引取に行った朝、お爺さんは俺を迎えると開口一番「あんた、何年生まれだい?」と聞いてきた。

「おはようございます、よろしくお願い・・あっ・・29年です」と面喰らいながら答えた。
俺は物量が多いから直ぐに運び出しにかかって、初めに茶釜を持ってトラックに積む。
家に戻って又積み込み品を手に取っていると、お爺さんが話しかけてくる。

「・・俺は9年だから・・定年退職してリサイクル始めたのか・・・すると・・・」
お爺さんが話しかけているが、俺は手も身体も休む訳にはいかないので、サッサと動く。
次に行くと「29年だから・・10年か・・偉いもんだな・・・65かな・・昔は55歳定年だし・・・」

俺が汗をブッ垂らして行ったり来たりしているから、申し訳なさそうに言う。
「・・でも、あんた、若いな・・俺は年金暮らしだ・・」と感心してる。
それはお爺さんの勘違いと計算違いであることは、鼻から分かっている。

今俺がそれを訂正してもしょうがないし、それよりも早く運ぶ方が優先する。
「・・俺は手が痛くて・・手伝えないし・・」
お爺さんの右腕には湿布が三枚貼られている、それに歩く姿勢もぎこちない。

ガチャンと大きな音が座敷の奥でする。
「あら~箱の底が抜けてしまったわ~~」と今度はおばさんの声だ。 
おばさんは少しでも手伝おうと箱を出口まで持って来る作業をしていたが、底が抜けていたらしい。

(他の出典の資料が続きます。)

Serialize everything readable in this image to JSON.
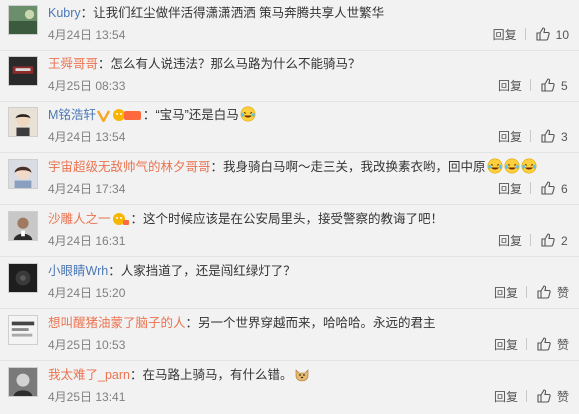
{
  "comments": [
    {
      "user": "Kubry",
      "text": "让我们红尘做伴活得潇潇洒洒 策马奔腾共享人世繁华",
      "time": "4月24日 13:54",
      "reply": "回复",
      "likes": "10",
      "emoji_after": [],
      "badges": []
    },
    {
      "user": "王舜哥哥",
      "text": "怎么有人说违法？那么马路为什么不能骑马？",
      "time": "4月25日 08:33",
      "reply": "回复",
      "likes": "5",
      "emoji_after": [],
      "badges": []
    },
    {
      "user": "M铭浩轩",
      "text": "“宝马”还是白马",
      "time": "4月24日 13:54",
      "reply": "回复",
      "likes": "3",
      "emoji_after": [
        "laugh-cry-emoji"
      ],
      "badges": [
        "verified-v-icon",
        "fan-badge-icon"
      ]
    },
    {
      "user": "宇宙超级无敌帅气的林夕哥哥",
      "text": "我身骑白马啊～走三关，我改换素衣哟，回中原",
      "time": "4月24日 17:34",
      "reply": "回复",
      "likes": "6",
      "emoji_after": [
        "laugh-cry-emoji",
        "laugh-cry-emoji",
        "laugh-cry-emoji"
      ],
      "badges": []
    },
    {
      "user": "沙雕人之一",
      "text": "这个时候应该是在公安局里头，接受警察的教诲了吧！",
      "time": "4月24日 16:31",
      "reply": "回复",
      "likes": "2",
      "emoji_after": [],
      "badges": [
        "fan-badge-icon"
      ]
    },
    {
      "user": "小眼睛Wrh",
      "text": "人家挡道了，还是闯红绿灯了？",
      "time": "4月24日 15:20",
      "reply": "回复",
      "likes": "赞",
      "emoji_after": [],
      "badges": []
    },
    {
      "user": "想叫醒猪油蒙了脑子的人",
      "text": "另一个世界穿越而来，哈哈哈。永远的君主",
      "time": "4月25日 10:53",
      "reply": "回复",
      "likes": "赞",
      "emoji_after": [],
      "badges": []
    },
    {
      "user": "我太难了_parn",
      "text": "在马路上骑马，有什么错。",
      "time": "4月25日 13:41",
      "reply": "回复",
      "likes": "赞",
      "emoji_after": [
        "doge-emoji"
      ],
      "badges": []
    }
  ],
  "colors": {
    "username": "#eb7350",
    "username_alt": "#4b78b4",
    "time": "#808080",
    "background": "#f2f2f2"
  }
}
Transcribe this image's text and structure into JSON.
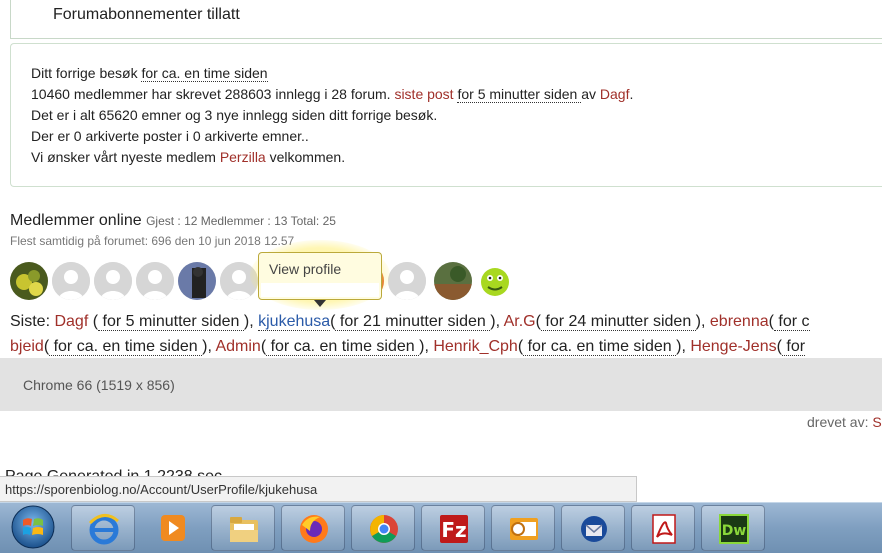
{
  "header": {
    "title": "Forumabonnementer tillatt"
  },
  "stats": {
    "last_visit_prefix": "Ditt forrige besøk",
    "last_visit_time": " for ca. en time siden ",
    "line2_prefix": "10460 medlemmer har skrevet 288603 innlegg i 28 forum.",
    "last_post_link": "siste post",
    "last_post_time": " for 5 minutter siden ",
    "by_word": "av",
    "last_post_author": "Dagf",
    "line3": "Det er i alt 65620 emner og 3 nye innlegg siden ditt forrige besøk.",
    "line4": "Der er 0 arkiverte poster i 0 arkiverte emner..",
    "line5_prefix": "Vi ønsker vårt nyeste medlem",
    "newest_member": "Perzilla",
    "line5_suffix": "velkommen."
  },
  "online": {
    "title": "Medlemmer online",
    "counts": "Gjest : 12 Medlemmer : 13 Total: 25",
    "record": "Flest samtidig på forumet: 696 den 10 jun 2018 12.57",
    "tooltip": "View profile"
  },
  "recent": {
    "label": "Siste:",
    "users": [
      {
        "name": "Dagf",
        "time": " for 5 minutter siden ",
        "sep": ", "
      },
      {
        "name": "kjukehusa",
        "time": " for 21 minutter siden ",
        "sep": ", "
      },
      {
        "name": "Ar.G",
        "time": " for 24 minutter siden ",
        "sep": ", "
      },
      {
        "name": "ebrenna",
        "time": " for c",
        "sep": ""
      }
    ],
    "users2": [
      {
        "name": "bjeid",
        "time": " for ca. en time siden ",
        "sep": ", "
      },
      {
        "name": "Admin",
        "time": " for ca. en time siden ",
        "sep": ", "
      },
      {
        "name": "Henrik_Cph",
        "time": " for ca. en time siden ",
        "sep": ", "
      },
      {
        "name": "Henge-Jens",
        "time": " for",
        "sep": ""
      }
    ]
  },
  "browser_info": "Chrome 66 (1519 x 856)",
  "powered_by": {
    "label": "drevet av:",
    "name": "S"
  },
  "page_generated": "Page Generated in 1.2238 sec",
  "status_url": "https://sporenbiolog.no/Account/UserProfile/kjukehusa",
  "taskbar": {
    "apps": [
      "start-orb",
      "internet-explorer",
      "media-player",
      "file-explorer",
      "firefox",
      "chrome",
      "filezilla",
      "outlook",
      "thunderbird",
      "acrobat",
      "dreamweaver"
    ],
    "dreamweaver_label": "Dw",
    "filezilla_label": "Fz"
  },
  "colors": {
    "link_red": "#a0302a",
    "link_blue": "#2a5aa8",
    "tooltip_bg": "#fffce0"
  }
}
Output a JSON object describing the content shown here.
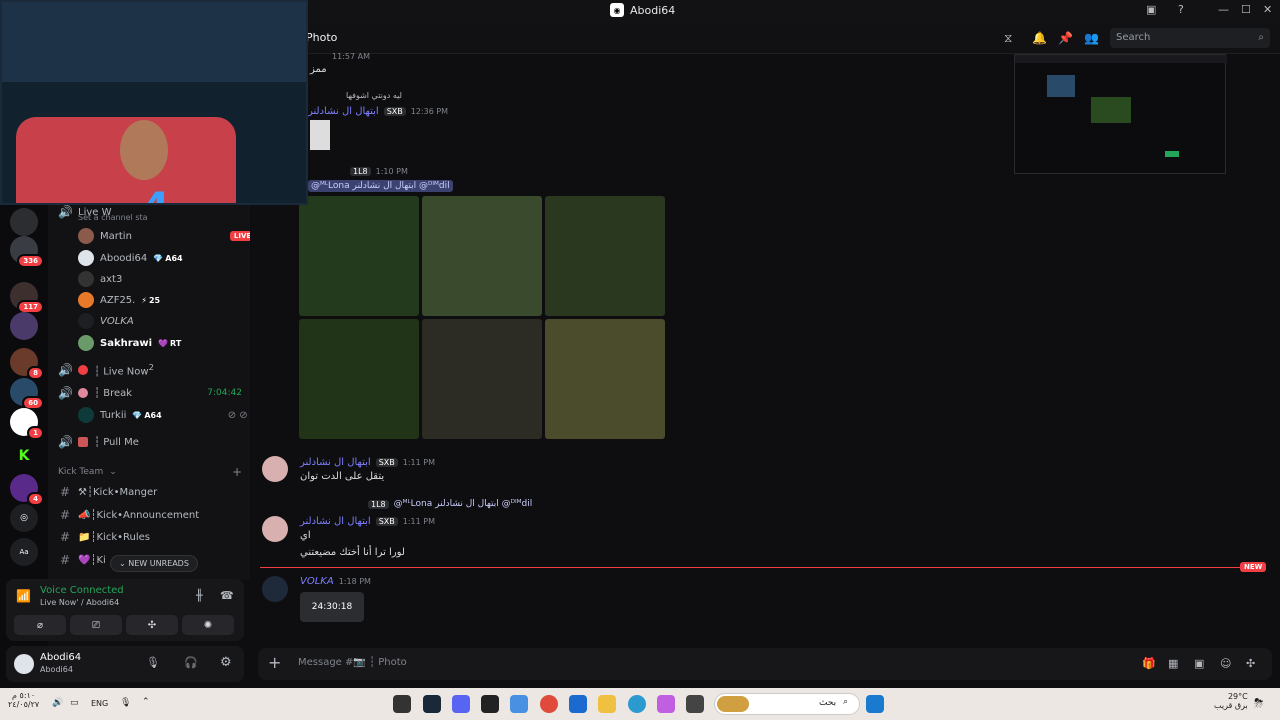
{
  "window": {
    "title": "Abodi64"
  },
  "header": {
    "channel": "Photo",
    "search_placeholder": "Search"
  },
  "guild_badges": [
    "336",
    "117",
    "8",
    "60",
    "1",
    "4"
  ],
  "channels": {
    "top_item": "Live W",
    "top_subtitle": "Set a channel sta",
    "users_a": [
      {
        "name": "Martin",
        "extra": "LIVE"
      },
      {
        "name": "Aboodi64",
        "extra": "A64"
      },
      {
        "name": "axt3",
        "extra": ""
      },
      {
        "name": "AZF25.",
        "extra": "25"
      },
      {
        "name": "VOLKA",
        "extra": ""
      },
      {
        "name": "Sakhrawi",
        "extra": "RT"
      }
    ],
    "voice_live": "Live Now",
    "voice_live_sup": "2",
    "voice_break": "Break",
    "break_time": "7:04:42",
    "break_user": "Turkii",
    "break_user_tag": "A64",
    "pull_me": "Pull Me",
    "category": "Kick Team",
    "text_channels": [
      "Kick•Manger",
      "Kick•Announcement",
      "Kick•Rules",
      "Ki"
    ],
    "new_unreads": "NEW UNREADS"
  },
  "voice": {
    "status": "Voice Connected",
    "sub": "Live Now' / Abodi64"
  },
  "user": {
    "name": "Abodi64",
    "sub": "Abodi64"
  },
  "messages": {
    "m0_time": "11:57 AM",
    "m0_text": "ممز",
    "m1_reply": "ليه دونتي اشوفها",
    "m1_name": "ابتهال ال نشادلنر",
    "m1_badge": "SXB",
    "m1_time": "12:36 PM",
    "m2_badge": "1L8",
    "m2_time": "1:10 PM",
    "m2_mention": "@ᴹᴸLona ابتهال ال نشادلنر @ᴰᴵᴹdil",
    "m3_name": "ابتهال ال نشادلنر",
    "m3_badge": "SXB",
    "m3_time": "1:11 PM",
    "m3_text": "يتقل على الدت توان",
    "m4_reply_badge": "1L8",
    "m4_reply": "@ᴹᴸLona ابتهال ال نشادلنر @ᴰᴵᴹdil",
    "m4_name": "ابتهال ال نشادلنر",
    "m4_badge": "SXB",
    "m4_time": "1:11 PM",
    "m4_text1": "اي",
    "m4_text2": "لورا ترا أنا أختك مضيعتني",
    "new_label": "NEW",
    "m5_name": "VOLKA",
    "m5_time": "1:18 PM",
    "m5_timer": "24:30:18"
  },
  "composer": {
    "placeholder": "Message #📷 ┆ Photo"
  },
  "taskbar": {
    "clock_time": "٥:١٠ م",
    "clock_date": "٢٤/٠٥/٢٧",
    "lang": "ENG",
    "search": "بحث",
    "weather_temp": "29°C",
    "weather_desc": "برق قريب"
  },
  "colors": {
    "accent": "#5865f2",
    "live": "#f23f43",
    "green": "#23a55a"
  }
}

茶碗が数点割れていたので、「大丈夫ですか?怪我してないですか?」と俺は案じる。
「・・ばあさんや、任せておきなさいよ、又壊すと大変だろうが・・・」お爺さんが注意した。
これで少し静かになってきたので、俺の作業はピッチを上げる。

すると又しても話しかけてくる。
「・・これ全部売れるのかい? 何処かに分けたりするんだろ?・・」
「これだけ多いと正直持て余しますから・・色んなルートを考えますね・・・」

それはそれとして、俺は寸暇を惜しんで運ばないといけない。
お爺さんが呟く「・・10若いんだろ? 動きがイイよな・・」
「いや、10じゃなくて、20歳違いですよ」と俺は真実を伝えた。

お爺さんはキョトンとして??
「・・耳が遠くて・・何!20違うのか?・・やっぱりな、そうだろう・・」
遂に分かってくれたようだった。